The decline in new cases over the last couple of weeks may be short-lived. Last week was April vacation for families of school-aged children, and throughout the pandemic there have been case spikes following school vacation weeks or holiday breaks. And even though cases are falling in Maine, the state still ranks ninth for the seven-day daily case rate per 100,000 people, according to the U.S. CDC.

Shah said his team will monitor any possible spikes that might arise from travel associated with the April vacation, but said there is still time to mitigate some of that risk.

“The way we do that is through widespread or blanketed testing,” he said.


Meanwhile, vaccinations continue at a steady clip, albeit at a slower pace than three weeks ago, shortly after all individuals over 16 became eligible. The daily average this week is just over 12,000, according to the CDC. Last week, the daily average was about 14,500 shots.

As of Thursday, Maine had administered 1,128,389 shots since vaccinations began in December. Of those, 626,667 have been first doses, representing 46.6 percent of the population, and 501,726 have been final doses, covering 37.3 percent of residents. Five counties – Knox, Cumberland, Lincoln, Hancock and Washington – have gone above 40 percent fully vaccinated, while five others – Oxford, Androscoggin, Somerset, Franklin and Kennebec – are still below 35 percent.

Among all Maine residents 60 or older, who are at highest risk of serious illness or death, 77.8 percent are fully vaccinated. On the younger end, in the three weeks since those 16 to 49 became eligible, just under 40 percent have gotten at least one dose.

Maine continues to lead the nation in percentage of residents who are fully vaccinated, according to Bloomberg News. In fact, five of the top seven states are in New England.

In an effort to reach younger individuals, and in response to sagging demand, vaccine providers are increasingly starting to offer more walk-in options in an effort to entice younger populations. MaineHealth announced this week that several of its sites will offer no-appointment vaccinations beginning next week, including Scarborough Downs. The site in Sanford at the former Marshall’s department store started welcoming walk-ins this week.

Northern Light Health started offering walk-in availability this week at the Portland Expo and at the former Pier 1 at the Maine Mall in South Portland. Those are likely to continue next week.
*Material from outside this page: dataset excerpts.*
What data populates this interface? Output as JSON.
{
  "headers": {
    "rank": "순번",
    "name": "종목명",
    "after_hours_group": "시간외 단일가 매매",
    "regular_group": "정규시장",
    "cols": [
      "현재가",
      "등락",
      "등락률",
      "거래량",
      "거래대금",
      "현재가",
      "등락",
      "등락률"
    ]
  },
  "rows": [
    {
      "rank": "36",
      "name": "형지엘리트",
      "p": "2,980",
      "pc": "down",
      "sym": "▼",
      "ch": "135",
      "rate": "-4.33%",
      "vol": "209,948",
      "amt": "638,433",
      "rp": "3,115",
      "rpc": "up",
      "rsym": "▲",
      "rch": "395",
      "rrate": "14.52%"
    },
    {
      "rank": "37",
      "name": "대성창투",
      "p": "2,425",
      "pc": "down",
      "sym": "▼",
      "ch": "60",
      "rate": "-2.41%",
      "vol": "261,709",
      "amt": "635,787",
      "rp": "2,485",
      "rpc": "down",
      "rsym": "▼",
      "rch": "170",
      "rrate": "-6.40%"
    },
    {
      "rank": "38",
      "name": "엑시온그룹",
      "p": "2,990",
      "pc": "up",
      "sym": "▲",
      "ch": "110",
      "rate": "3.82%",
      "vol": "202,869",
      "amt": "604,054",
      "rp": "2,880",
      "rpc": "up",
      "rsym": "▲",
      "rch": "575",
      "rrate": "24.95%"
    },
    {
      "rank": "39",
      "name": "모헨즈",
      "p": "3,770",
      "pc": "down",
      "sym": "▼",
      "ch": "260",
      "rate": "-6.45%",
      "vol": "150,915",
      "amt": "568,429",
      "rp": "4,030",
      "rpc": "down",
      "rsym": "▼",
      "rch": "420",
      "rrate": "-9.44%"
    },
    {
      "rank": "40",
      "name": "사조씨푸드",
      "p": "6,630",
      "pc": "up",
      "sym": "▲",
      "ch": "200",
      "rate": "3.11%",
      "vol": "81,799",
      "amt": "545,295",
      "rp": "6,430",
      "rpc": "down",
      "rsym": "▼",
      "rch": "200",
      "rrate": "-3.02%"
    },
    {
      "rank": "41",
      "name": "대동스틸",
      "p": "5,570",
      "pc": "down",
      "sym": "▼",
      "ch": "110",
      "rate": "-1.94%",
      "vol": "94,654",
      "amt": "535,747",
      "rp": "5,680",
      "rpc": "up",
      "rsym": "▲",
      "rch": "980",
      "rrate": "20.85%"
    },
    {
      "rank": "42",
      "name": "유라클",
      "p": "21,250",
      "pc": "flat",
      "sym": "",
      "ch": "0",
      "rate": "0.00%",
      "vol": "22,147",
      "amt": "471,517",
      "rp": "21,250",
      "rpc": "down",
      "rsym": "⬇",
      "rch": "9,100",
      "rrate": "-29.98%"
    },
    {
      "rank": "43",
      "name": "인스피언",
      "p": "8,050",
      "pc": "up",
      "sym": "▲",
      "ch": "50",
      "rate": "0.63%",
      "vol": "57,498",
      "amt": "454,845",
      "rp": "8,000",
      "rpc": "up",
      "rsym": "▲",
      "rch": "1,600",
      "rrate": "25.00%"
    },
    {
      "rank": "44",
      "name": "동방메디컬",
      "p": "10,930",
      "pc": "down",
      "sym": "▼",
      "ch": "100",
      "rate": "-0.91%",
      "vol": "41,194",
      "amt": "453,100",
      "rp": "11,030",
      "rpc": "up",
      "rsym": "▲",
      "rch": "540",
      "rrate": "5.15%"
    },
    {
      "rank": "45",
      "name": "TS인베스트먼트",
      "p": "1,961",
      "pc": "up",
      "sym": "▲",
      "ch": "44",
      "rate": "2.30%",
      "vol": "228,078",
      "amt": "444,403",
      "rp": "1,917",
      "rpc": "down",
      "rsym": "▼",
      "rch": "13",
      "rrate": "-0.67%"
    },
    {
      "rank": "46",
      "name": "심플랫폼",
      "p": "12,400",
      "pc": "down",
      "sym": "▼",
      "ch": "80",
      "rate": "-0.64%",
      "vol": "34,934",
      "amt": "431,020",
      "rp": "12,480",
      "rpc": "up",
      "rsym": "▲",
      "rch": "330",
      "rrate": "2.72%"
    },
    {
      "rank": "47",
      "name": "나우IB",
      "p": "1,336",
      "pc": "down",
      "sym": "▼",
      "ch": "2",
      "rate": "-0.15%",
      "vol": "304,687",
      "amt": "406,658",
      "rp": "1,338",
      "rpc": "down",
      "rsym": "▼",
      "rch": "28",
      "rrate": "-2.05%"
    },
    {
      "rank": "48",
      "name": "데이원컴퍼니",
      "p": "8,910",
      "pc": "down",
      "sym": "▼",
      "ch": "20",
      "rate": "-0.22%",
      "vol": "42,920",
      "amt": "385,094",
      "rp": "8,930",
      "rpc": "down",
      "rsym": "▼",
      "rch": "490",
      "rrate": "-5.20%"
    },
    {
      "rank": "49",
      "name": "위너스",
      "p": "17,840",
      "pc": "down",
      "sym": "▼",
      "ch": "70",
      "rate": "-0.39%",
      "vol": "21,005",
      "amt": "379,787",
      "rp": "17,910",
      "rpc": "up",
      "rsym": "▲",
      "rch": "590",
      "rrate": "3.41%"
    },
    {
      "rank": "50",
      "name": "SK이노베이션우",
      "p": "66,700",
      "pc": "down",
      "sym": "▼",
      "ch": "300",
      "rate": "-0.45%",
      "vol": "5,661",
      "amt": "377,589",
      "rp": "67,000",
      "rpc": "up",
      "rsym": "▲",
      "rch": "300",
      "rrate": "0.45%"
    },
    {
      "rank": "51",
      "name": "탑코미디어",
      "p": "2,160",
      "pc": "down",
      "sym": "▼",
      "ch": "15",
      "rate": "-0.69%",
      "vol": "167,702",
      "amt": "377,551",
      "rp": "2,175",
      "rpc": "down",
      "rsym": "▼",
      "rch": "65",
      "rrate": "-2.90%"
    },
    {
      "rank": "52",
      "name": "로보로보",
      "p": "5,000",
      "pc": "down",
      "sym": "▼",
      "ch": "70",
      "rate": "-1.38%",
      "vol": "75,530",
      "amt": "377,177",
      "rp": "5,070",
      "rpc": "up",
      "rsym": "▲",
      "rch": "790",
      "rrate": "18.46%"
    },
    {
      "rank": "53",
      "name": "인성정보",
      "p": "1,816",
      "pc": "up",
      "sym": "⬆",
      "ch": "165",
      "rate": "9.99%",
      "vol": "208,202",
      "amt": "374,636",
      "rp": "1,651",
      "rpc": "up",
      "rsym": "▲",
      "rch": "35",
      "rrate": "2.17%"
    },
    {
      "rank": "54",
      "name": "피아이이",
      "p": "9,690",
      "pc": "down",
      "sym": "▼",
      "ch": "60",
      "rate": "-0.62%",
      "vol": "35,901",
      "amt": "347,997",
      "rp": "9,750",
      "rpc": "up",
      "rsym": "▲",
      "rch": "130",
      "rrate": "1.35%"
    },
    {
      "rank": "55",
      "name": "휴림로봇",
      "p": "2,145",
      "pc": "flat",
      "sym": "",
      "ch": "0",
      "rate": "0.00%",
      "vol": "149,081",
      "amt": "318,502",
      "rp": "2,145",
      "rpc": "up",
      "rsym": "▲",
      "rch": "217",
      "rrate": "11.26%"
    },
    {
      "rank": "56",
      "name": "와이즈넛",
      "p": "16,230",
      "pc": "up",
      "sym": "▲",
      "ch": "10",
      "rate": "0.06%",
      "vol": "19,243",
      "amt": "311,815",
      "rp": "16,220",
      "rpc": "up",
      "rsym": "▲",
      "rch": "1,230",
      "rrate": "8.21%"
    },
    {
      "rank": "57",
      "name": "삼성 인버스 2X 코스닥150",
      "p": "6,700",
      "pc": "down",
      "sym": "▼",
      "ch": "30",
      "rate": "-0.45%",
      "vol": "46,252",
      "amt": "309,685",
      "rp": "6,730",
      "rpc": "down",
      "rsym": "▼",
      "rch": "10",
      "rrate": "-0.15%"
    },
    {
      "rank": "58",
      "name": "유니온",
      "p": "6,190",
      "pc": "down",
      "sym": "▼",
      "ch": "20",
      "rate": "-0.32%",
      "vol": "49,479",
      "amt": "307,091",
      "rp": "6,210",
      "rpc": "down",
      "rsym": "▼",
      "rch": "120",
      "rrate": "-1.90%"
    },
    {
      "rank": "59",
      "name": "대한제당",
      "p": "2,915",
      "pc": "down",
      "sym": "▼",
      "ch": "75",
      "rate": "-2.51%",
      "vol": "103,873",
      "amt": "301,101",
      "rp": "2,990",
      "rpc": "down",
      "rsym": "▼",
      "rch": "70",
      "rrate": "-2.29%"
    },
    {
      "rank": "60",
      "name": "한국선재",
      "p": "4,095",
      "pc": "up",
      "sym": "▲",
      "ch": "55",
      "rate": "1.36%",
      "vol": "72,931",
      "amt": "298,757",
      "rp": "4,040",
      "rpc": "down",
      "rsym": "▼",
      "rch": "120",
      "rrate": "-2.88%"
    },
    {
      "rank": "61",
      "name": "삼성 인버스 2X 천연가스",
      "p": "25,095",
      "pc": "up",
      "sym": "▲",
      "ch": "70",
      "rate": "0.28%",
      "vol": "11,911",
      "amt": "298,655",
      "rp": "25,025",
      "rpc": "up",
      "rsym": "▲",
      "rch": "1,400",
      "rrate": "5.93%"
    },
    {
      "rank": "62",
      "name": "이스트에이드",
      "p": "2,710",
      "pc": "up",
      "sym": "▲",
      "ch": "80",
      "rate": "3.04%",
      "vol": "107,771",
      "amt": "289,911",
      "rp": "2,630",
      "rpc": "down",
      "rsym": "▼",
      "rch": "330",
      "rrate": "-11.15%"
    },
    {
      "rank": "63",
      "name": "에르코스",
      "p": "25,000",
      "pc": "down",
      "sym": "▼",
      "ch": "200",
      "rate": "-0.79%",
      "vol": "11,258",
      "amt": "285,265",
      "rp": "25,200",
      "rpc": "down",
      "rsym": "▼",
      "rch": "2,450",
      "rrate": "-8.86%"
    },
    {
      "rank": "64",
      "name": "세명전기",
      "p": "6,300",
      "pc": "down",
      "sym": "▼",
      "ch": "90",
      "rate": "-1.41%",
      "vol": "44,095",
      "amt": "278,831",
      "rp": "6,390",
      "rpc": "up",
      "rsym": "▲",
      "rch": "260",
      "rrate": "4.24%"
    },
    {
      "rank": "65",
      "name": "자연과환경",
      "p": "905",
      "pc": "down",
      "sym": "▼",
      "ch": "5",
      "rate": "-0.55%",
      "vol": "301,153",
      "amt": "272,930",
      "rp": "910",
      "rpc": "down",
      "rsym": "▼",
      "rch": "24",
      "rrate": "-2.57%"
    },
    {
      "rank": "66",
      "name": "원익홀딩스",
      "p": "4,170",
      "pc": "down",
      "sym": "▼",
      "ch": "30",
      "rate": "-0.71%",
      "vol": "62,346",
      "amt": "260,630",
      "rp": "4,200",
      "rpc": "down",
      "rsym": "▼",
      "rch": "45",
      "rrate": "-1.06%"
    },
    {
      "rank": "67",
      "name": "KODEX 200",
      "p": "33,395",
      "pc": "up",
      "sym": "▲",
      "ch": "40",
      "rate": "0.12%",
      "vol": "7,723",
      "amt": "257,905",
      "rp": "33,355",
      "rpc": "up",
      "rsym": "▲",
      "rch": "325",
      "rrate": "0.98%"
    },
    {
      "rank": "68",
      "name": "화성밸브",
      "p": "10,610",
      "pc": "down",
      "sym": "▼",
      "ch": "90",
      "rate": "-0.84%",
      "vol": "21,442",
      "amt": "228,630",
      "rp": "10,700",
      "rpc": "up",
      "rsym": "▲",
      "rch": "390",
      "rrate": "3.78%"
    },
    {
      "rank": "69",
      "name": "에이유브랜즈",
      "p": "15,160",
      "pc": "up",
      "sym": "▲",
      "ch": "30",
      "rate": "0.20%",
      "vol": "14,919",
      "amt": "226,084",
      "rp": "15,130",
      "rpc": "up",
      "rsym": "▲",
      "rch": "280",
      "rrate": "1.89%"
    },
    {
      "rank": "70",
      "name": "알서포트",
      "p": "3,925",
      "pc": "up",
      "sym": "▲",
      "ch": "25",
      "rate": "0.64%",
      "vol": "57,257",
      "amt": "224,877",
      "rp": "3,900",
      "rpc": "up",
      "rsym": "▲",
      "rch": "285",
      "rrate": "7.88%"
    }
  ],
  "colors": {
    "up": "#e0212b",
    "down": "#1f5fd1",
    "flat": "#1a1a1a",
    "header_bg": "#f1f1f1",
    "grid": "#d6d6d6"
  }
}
Additionally, a mobile vaccination site run by the Federal Emergency Management Agency wrapped up a five-day stop in Biddeford on Wednesday. The site administered 2,277 shots and roughly half of them were individuals who didn’t have an appointment.

The mobile clinic will set up and reopen Friday at the Fryeburg Fairgrounds, where walk-ins will be welcome, and will remain there through Monday. Oxford County has the second-lowest vaccination rate of any county. After Fryeburg, the mobile site will move to Turner in Androscoggin County, which has the state’s lowest vaccination rate and also the biggest share of new COVID-19 cases.

Asked about how the state can persuade more people to get vaccinated, Shah said officials are still discussing possible incentives. West Virginia announced this week that it would offer $100 savings bonds to individuals.

“I think it’s important to make the case for getting the vaccine on its own merits,” he said. “It not only keeps you safe from getting COVID, it keeps people in your community, people in your life, safe from getting COVID.”

Still, as Maine looks to keep momentum going on vaccinations, the number of doses coming in next week is expected to decrease. According to allotments posted this week by the U.S. CDC, Maine is projected to get 39,660 doses of Pfizer, Moderna and Johnson & Johnson vaccine, down nearly 40 percent from 52,660 doses this week.

The state also will receive additional doses that are sent directly to retail pharmacies and federally qualified health centers, but those totals won’t be known until the weekend. This week, Maine received 14,020 doses for those two programs.

If supply holds up, Shah predicted that Maine could reach the milestone of two-thirds of the eligible population vaccinated by Memorial Day, but he said the bigger goal is to get to 75-85 percent coverage, which experts believe will achieve herd immunity.